FIG. 1 is a cross-sectional view showing a schematic structure of a superconducting magnet according to an embodiment of the present invention, FIG. 2 is a cross-sectional view showing the main structure of a superconducting switch body used in the magnet, and FIG. 3 is a cross-sectional view showing another embodiment. FIG. 4 is a sectional view showing the schematic structure of a conventional superconducting magnet. 1st... Magnet winding part, 12... Liquid helium container, 13... Refrigerant passage, 14... Gate valve,
15...Superconducting switch body, 16...Conducting wire, 21
...Superconducting gate wire, 22...Heater wire, 23...

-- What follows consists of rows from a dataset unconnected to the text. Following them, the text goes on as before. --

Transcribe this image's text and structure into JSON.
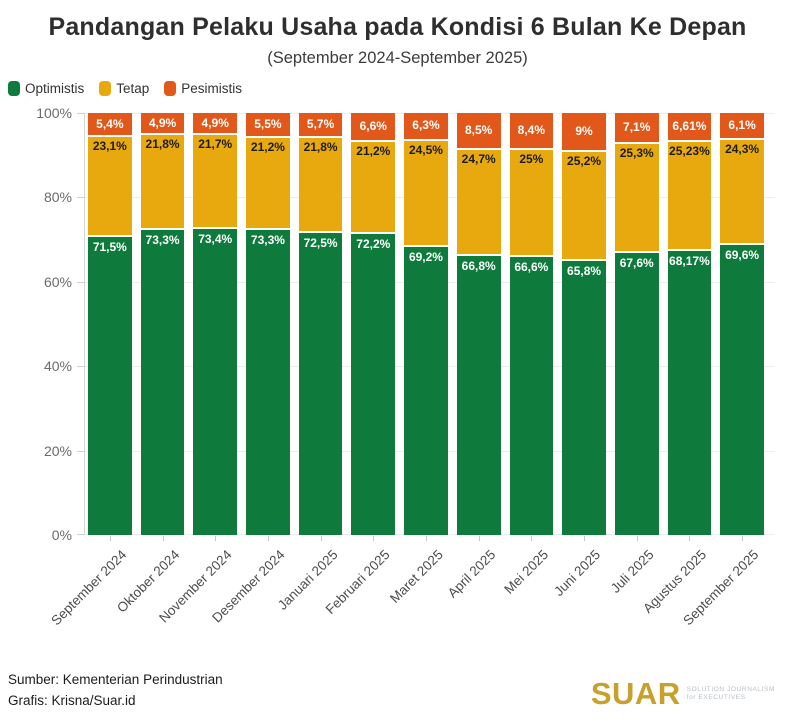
{
  "title": "Pandangan Pelaku Usaha pada Kondisi 6 Bulan Ke Depan",
  "subtitle": "(September 2024-September 2025)",
  "legend": [
    {
      "label": "Optimistis",
      "color": "#0E7B3D"
    },
    {
      "label": "Tetap",
      "color": "#E8A90E"
    },
    {
      "label": "Pesimistis",
      "color": "#E1581A"
    }
  ],
  "chart_data": {
    "type": "bar",
    "variant": "stacked-100-percent",
    "title": "Pandangan Pelaku Usaha pada Kondisi 6 Bulan Ke Depan",
    "subtitle": "(September 2024-September 2025)",
    "categories": [
      "September 2024",
      "Oktober 2024",
      "November 2024",
      "Desember 2024",
      "Januari 2025",
      "Februari 2025",
      "Maret 2025",
      "April 2025",
      "Mei 2025",
      "Juni 2025",
      "Juli 2025",
      "Agustus 2025",
      "September 2025"
    ],
    "series": [
      {
        "name": "Optimistis",
        "key": "optimistis",
        "color": "#0E7B3D",
        "label_color": "#ffffff",
        "values": [
          71.5,
          73.3,
          73.4,
          73.3,
          72.5,
          72.2,
          69.2,
          66.8,
          66.6,
          65.8,
          67.6,
          68.17,
          69.6
        ],
        "labels": [
          "71,5%",
          "73,3%",
          "73,4%",
          "73,3%",
          "72,5%",
          "72,2%",
          "69,2%",
          "66,8%",
          "66,6%",
          "65,8%",
          "67,6%",
          "68,17%",
          "69,6%"
        ]
      },
      {
        "name": "Tetap",
        "key": "tetap",
        "color": "#E8A90E",
        "label_color": "#1c1c1c",
        "values": [
          23.1,
          21.8,
          21.7,
          21.2,
          21.8,
          21.2,
          24.5,
          24.7,
          25,
          25.2,
          25.3,
          25.23,
          24.3
        ],
        "labels": [
          "23,1%",
          "21,8%",
          "21,7%",
          "21,2%",
          "21,8%",
          "21,2%",
          "24,5%",
          "24,7%",
          "25%",
          "25,2%",
          "25,3%",
          "25,23%",
          "24,3%"
        ]
      },
      {
        "name": "Pesimistis",
        "key": "pesimistis",
        "color": "#E1581A",
        "label_color": "#ffffff",
        "values": [
          5.4,
          4.9,
          4.9,
          5.5,
          5.7,
          6.6,
          6.3,
          8.5,
          8.4,
          9,
          7.1,
          6.61,
          6.1
        ],
        "labels": [
          "5,4%",
          "4,9%",
          "4,9%",
          "5,5%",
          "5,7%",
          "6,6%",
          "6,3%",
          "8,5%",
          "8,4%",
          "9%",
          "7,1%",
          "6,61%",
          "6,1%"
        ]
      }
    ],
    "ylim": [
      0,
      100
    ],
    "yticks": [
      "0%",
      "20%",
      "40%",
      "60%",
      "80%",
      "100%"
    ],
    "ytick_values": [
      0,
      20,
      40,
      60,
      80,
      100
    ],
    "grid": "horizontal-faint",
    "legend_position": "top-left"
  },
  "footer": {
    "source": "Sumber: Kementerian Perindustrian",
    "credit": "Grafis: Krisna/Suar.id"
  },
  "logo": {
    "wordmark": "SUAR",
    "tagline_line1": "SOLUTION JOURNALISM",
    "tagline_line2": "for EXECUTIVES",
    "color": "#C8A02C"
  }
}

- Winding part, 24... thermal insulation layer. Applicant's representative Patent attorney Takehiko Suzue Figure 1 Figure 2 Figure 3 Figure 4

Claims (3)

[Claims] (1) A superconducting switch comprising a superconducting gate wire, a winding portion around which a heater wire for heating the gate wire is wound, and a refrigerant passage cooling the winding portion by thermal conduction. . (2) The superconducting switch according to claim 1, wherein the coolant passage communicates with a liquid helium container for cooling the superconducting magnet. (3) The superconducting switch according to claim 1 or 2, wherein the refrigerant passage is equipped with a valve that opens and closes the passage, and this valve is closed when the switch is turned off.